HM Revenue and Customs’ (HMRC’s) launch of a campaign targeting taxpayers who failed to submit self-assessment returns for the 2009-10 tax year is a further sign of toughening attitudes to non compliance.
HMRC’s Tax Return Initiative, launched today, is aimed at people liable to pay higher rate tax (i.e. 40%) who were told to submit a self-assessment tax return for 2009-10 or earlier years, but have not yet done so. Those who fail to submit tax returns are clearly a group that HMRC needs to pay close attention to, for many reasons, says the Chartered Institute of Taxation (CIOT).
Gary Ashford, who represents the Chartered Institute of Taxation (CIOT) on HMRC’s Compliance Reform Forum, commented:
“Many people will be surprised that HMRC have to launch a campaign on these ‘missing’ self-assessment returns. They are now some 17 months late, after all, and some will no doubt be due to report significant tax liabilities.
“This is not just about evaders. Some will have calculated that they are paying roughly the right amount of tax and thought they didn't need to complete a return. Others may be happy to pay HMRC’s estimated determination of their tax liability. Many will simply be lost in the system. Whatever the position, this is a group that needs attention and, in many cases, help: they are at risk of penalties.
“While targeting those who fail to send in their self-assessment returns should be a priority if there is a definite risk they have large amounts of tax to pay, there are other routes to use as well. Rather than continuing to launch different targeted campaigns every few weeks (for example doctors and dentists who already have their own campaign and people with offshore bank accounts who should take particular care), HMRC should focus their efforts on a big national campaign open to all taxpayers whose tax affairs are not up to date. A one-off ‘general disclosure facility’ that lasts sufficiently long and is sufficiently attractive to get people to come forward to clean the slate would make sense. We also wonder whether HMRC need to look at the current penalty regime to make sure they aren't acting as a barrier to the whole area of campaigns.”
Notes to editors
HMRC’s ‘Tax Return Initiative’ is at http://www.hmrc.gov.uk/campaigns/tri.htm
You need to submit a Self-Assessment return if:
You are self-employed (including being a member of a partnership)

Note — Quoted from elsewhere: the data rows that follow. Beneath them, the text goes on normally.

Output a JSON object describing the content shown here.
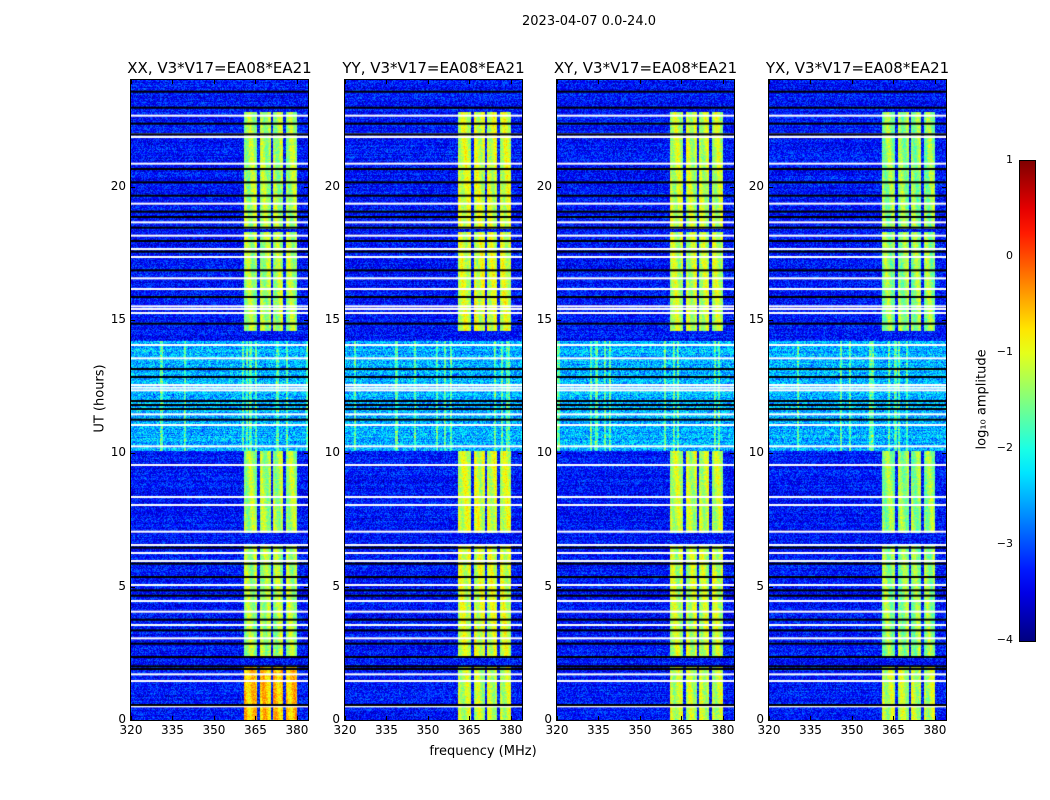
{
  "figure_title": "2023-04-07 0.0-24.0",
  "chart_data": {
    "type": "heatmap",
    "title": "2023-04-07 0.0-24.0",
    "xlabel": "frequency (MHz)",
    "ylabel": "UT (hours)",
    "xlim": [
      320,
      384
    ],
    "ylim": [
      0,
      24
    ],
    "xticks": [
      "320",
      "335",
      "350",
      "365",
      "380"
    ],
    "yticks": [
      "0",
      "5",
      "10",
      "15",
      "20"
    ],
    "xtick_values": [
      320,
      335,
      350,
      365,
      380
    ],
    "ytick_values": [
      0,
      5,
      10,
      15,
      20
    ],
    "panels": [
      {
        "title": "XX, V3*V17=EA08*EA21",
        "band_level": -1.3,
        "early_band_level": -0.6
      },
      {
        "title": "YY, V3*V17=EA08*EA21",
        "band_level": -1.1,
        "early_band_level": -1.2
      },
      {
        "title": "XY, V3*V17=EA08*EA21",
        "band_level": -1.2,
        "early_band_level": -1.2
      },
      {
        "title": "YX, V3*V17=EA08*EA21",
        "band_level": -1.4,
        "early_band_level": -1.2
      }
    ],
    "background_level": -3.3,
    "rfi_subbands_mhz": [
      [
        361,
        365.5
      ],
      [
        366.5,
        370.5
      ],
      [
        371.5,
        375
      ],
      [
        376,
        380
      ]
    ],
    "rfi_active_hours": [
      [
        0,
        2.0
      ],
      [
        2.4,
        6.6
      ],
      [
        7.0,
        10.1
      ],
      [
        14.6,
        18.3
      ],
      [
        18.4,
        22.8
      ]
    ],
    "broadband_rfi_hours": [
      [
        10.1,
        14.2
      ]
    ],
    "flagged_white_hours": [
      0.55,
      1.5,
      1.75,
      3.1,
      3.6,
      4.1,
      4.5,
      5.1,
      6.0,
      6.3,
      6.6,
      7.1,
      8.1,
      8.4,
      9.6,
      10.3,
      11.1,
      11.5,
      12.4,
      12.5,
      12.6,
      13.6,
      14.1,
      15.3,
      15.45,
      15.55,
      16.2,
      16.6,
      17.4,
      17.7,
      18.2,
      18.7,
      19.4,
      20.9,
      21.9,
      22.0,
      22.7
    ],
    "flagged_black_hours": [
      0.6,
      1.95,
      2.05,
      2.4,
      2.9,
      3.4,
      3.8,
      4.7,
      4.9,
      5.4,
      5.9,
      6.5,
      11.3,
      11.7,
      11.85,
      12.0,
      12.9,
      13.2,
      14.9,
      15.9,
      16.9,
      17.6,
      18.0,
      18.5,
      18.9,
      19.1,
      19.7,
      20.2,
      20.7,
      22.0,
      22.4,
      23.0,
      23.6
    ],
    "colorbar": {
      "label": "log₁₀ amplitude",
      "range": [
        -4,
        1
      ],
      "ticks": [
        "−4",
        "−3",
        "−2",
        "−1",
        "0",
        "1"
      ],
      "tick_values": [
        -4,
        -3,
        -2,
        -1,
        0,
        1
      ],
      "colormap": "jet"
    }
  }
}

You are a company director, minister of religion, Lloyd's name or member
You earn income above a certain level from savings, investment or property
You are 65 and receive a reduced age-related allowance
You have any foreign income that is liable to UK tax
Your annual income is £100,000 or more
You need to claim certain expenses or reliefs
You owe tax and HMRC can not collect it through your tax code, or you prefer to pay direct
You have Capital Gains Tax to pay
You have lived or worked abroad or are not domiciled in the UK
You are a trustee
NB. This list is a summary of HMRC’s note which is available in full at http://www.hmrc.gov.uk/sa/need-tax-return.htm
Tax returns for a particular year are normally due to be submitted by 31 January in the following year, so returns for 2009-10 were due to be submitted by 31 January 2011.
The Chartered Institute of Taxation (CIOT) is a charity and the leading professional body in the United Kingdom concerned solely with taxation. The CIOT’s primary purpose is to promote education and study of the administration and practice of taxation. One of the key aims is to achieve a better, more efficient, tax system for all affected by it – taxpayers, advisers and the authorities.
The CIOT’s comments and recommendations on tax issues are made solely in order to achieve its primary purpose: it is politically neutral in its work. The CIOT will seek to draw on its members’ experience in private practice, government, commerce and industry and academia to argue and explain how public policy objectives (to the extent that these are clearly stated or can be discerned) can most effectively be achieved.
The CIOT’s 16,000 members have the practising title of ‘Chartered Tax Adviser’ and the designatory letters ‘CTA’.